La conseillère technique au département en charge de la Communication pense que la situation s’explique par le fait que ceux qui s’adonnent à la pratique n’occupent pas un poste de responsabilité. «On est dans la construction du Mali kura. Il faut le prouver par nos comportements», déclare-t-elle. Un promoteur de parking à la Cité administrative accepte de verser son avis dans le débat, mais sous anonymat. Il souligne en référence au nombre de motocyclettes garées au niveau de son parking, ne pas sentir l’absentéisme des travailleurs. Selon lui, le phénomène est plus ressenti après la fête de Tabaski.
Le secrétaire général du département en charge de la Promotion de la Femme explique que le lendemain de la fête, il y a eu quelques cas de retard, mais pas d’absentéisme. «Dans l’ensemble, les travailleurs étaient au rendez-vous. La reprise a coïncidé avec la réunion de cabinet qui débute au niveau de notre département à 8 heures», précise Salif Tall.
Il s’empresse de préciser que trois travailleurs bénéficiaient d’une permission d’absence en bonne et due forme. «Nous tenons à ce que les demandes de permission soient conformes à la légalité et ne pénalisent pas le bon fonctionnement du service», relève le secrétaire général du département en charge de la Promotion de la Femme. Il fait savoir que tous les maillons de l’administration jouent un rôle dans son fonctionnement.
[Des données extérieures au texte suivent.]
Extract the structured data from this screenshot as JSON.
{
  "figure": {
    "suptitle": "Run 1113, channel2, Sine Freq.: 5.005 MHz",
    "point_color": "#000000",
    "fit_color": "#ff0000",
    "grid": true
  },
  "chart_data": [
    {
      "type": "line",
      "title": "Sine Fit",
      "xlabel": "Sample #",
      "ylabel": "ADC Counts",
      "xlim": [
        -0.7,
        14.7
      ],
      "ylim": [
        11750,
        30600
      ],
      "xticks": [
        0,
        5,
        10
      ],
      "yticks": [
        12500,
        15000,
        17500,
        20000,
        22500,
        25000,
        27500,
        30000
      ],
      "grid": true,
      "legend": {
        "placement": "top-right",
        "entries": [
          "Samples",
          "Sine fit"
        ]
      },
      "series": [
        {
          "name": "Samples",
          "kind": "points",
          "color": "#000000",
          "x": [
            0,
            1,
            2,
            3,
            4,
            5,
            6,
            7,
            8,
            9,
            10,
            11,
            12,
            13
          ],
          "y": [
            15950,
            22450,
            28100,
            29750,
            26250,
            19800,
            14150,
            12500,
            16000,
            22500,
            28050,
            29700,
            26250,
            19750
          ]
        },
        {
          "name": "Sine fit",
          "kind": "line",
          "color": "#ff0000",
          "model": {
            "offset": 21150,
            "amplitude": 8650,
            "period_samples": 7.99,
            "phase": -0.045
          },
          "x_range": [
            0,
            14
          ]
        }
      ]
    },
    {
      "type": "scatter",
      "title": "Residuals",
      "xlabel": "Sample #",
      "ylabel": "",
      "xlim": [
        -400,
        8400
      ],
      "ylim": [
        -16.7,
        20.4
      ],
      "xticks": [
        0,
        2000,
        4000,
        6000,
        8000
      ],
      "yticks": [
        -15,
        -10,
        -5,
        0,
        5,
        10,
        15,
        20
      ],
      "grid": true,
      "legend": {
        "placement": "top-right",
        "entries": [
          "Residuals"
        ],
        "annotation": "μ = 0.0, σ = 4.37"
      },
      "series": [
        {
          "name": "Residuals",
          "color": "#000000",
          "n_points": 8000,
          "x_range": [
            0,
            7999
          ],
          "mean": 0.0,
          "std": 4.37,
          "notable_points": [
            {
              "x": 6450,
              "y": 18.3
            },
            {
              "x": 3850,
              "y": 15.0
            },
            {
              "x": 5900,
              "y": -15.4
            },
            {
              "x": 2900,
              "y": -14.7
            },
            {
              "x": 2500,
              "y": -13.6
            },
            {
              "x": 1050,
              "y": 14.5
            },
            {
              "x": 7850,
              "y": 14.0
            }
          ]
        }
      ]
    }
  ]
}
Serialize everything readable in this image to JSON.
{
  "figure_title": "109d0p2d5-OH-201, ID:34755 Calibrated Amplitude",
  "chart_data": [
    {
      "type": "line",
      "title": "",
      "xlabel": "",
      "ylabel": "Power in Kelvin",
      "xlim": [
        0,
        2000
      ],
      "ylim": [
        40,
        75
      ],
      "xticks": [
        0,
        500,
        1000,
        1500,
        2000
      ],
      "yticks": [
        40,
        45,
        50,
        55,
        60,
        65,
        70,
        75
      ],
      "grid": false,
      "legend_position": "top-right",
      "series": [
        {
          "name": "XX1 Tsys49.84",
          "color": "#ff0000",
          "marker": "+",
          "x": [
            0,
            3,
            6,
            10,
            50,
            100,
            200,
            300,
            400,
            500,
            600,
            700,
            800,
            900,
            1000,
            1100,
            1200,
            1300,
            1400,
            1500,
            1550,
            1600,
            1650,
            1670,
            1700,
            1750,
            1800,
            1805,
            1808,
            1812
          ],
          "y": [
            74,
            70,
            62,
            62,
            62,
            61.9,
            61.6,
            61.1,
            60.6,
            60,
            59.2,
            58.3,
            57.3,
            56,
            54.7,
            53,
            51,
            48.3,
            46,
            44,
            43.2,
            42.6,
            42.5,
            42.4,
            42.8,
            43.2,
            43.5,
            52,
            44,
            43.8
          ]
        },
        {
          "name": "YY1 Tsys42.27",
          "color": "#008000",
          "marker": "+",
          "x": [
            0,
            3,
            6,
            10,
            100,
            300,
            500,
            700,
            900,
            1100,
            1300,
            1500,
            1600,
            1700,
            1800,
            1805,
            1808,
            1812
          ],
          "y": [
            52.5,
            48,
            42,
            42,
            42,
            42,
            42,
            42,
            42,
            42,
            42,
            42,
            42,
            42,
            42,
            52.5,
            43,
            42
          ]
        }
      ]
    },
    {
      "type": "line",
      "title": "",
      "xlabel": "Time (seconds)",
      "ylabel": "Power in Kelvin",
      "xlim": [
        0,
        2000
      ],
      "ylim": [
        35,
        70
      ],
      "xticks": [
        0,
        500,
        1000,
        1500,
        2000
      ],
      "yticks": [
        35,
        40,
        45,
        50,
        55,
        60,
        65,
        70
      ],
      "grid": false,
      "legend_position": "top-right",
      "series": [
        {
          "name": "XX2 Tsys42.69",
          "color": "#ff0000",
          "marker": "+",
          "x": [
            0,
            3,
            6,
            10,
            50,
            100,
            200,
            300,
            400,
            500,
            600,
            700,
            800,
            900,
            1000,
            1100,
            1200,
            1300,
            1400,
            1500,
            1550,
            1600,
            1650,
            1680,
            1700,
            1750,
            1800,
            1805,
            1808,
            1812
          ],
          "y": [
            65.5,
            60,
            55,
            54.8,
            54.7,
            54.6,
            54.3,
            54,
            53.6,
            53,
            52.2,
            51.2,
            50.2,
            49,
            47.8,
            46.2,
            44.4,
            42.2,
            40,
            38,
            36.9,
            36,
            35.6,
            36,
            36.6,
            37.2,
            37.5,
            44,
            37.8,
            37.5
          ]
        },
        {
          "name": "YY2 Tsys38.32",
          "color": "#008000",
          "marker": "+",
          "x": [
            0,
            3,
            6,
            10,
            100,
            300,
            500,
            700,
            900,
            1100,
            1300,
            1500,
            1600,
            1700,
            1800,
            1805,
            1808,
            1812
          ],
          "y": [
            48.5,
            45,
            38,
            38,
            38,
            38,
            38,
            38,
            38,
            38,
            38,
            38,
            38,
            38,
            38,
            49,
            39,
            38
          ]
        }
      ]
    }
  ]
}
Le ministre du Travail, de la Fonction publique et du Dialogue social déplore l’absentéisme au sein de l’administration. Fassoun Coulibaly indique que le fléau s’accentue surtout les lendemains de fêtes. Il rappelle à ceux qui s’autorisent une absence sans raison que c’est une faute professionnelle parce que c’est une violation des dispositions du Statut général qui régit les fonctionnaires. Il pointe du doigt l’absentéisme des travailleurs, les vendredis après-midi.
Selon le ministre Fassoun, les fautifs manquent de conscience professionnelle. Et de préciser que le phénomène impacte à la fois les usagers et l’économie nationale. Il soutient aussi qu’en cas d’absentéisme, le fautif reçoit une demande d’explication à répondre par écrit dans un délai de 48 heures au maximum. Et de relever que l’avertissement et le blâme sont des sanctions de premier degré contre l’absentéisme. Celles de second degré peuvent aller de la suspension à la radiation ou licenciement.
Le ministre en appelle à la rigueur des gestionnaires des ressources humaines. Ils doivent jouer efficacement leur partition pour le respect des dispositions du Statut général surtout pour le respect des 40 heures par semaine. «On avait demandé à l’époque la mise en place d’un système de contrôle à travers les registres d’arrivée et de départ. Aujourd’hui, nous sommes en train de réfléchir comment digitaliser le pointage du personnel», annonce-t-il.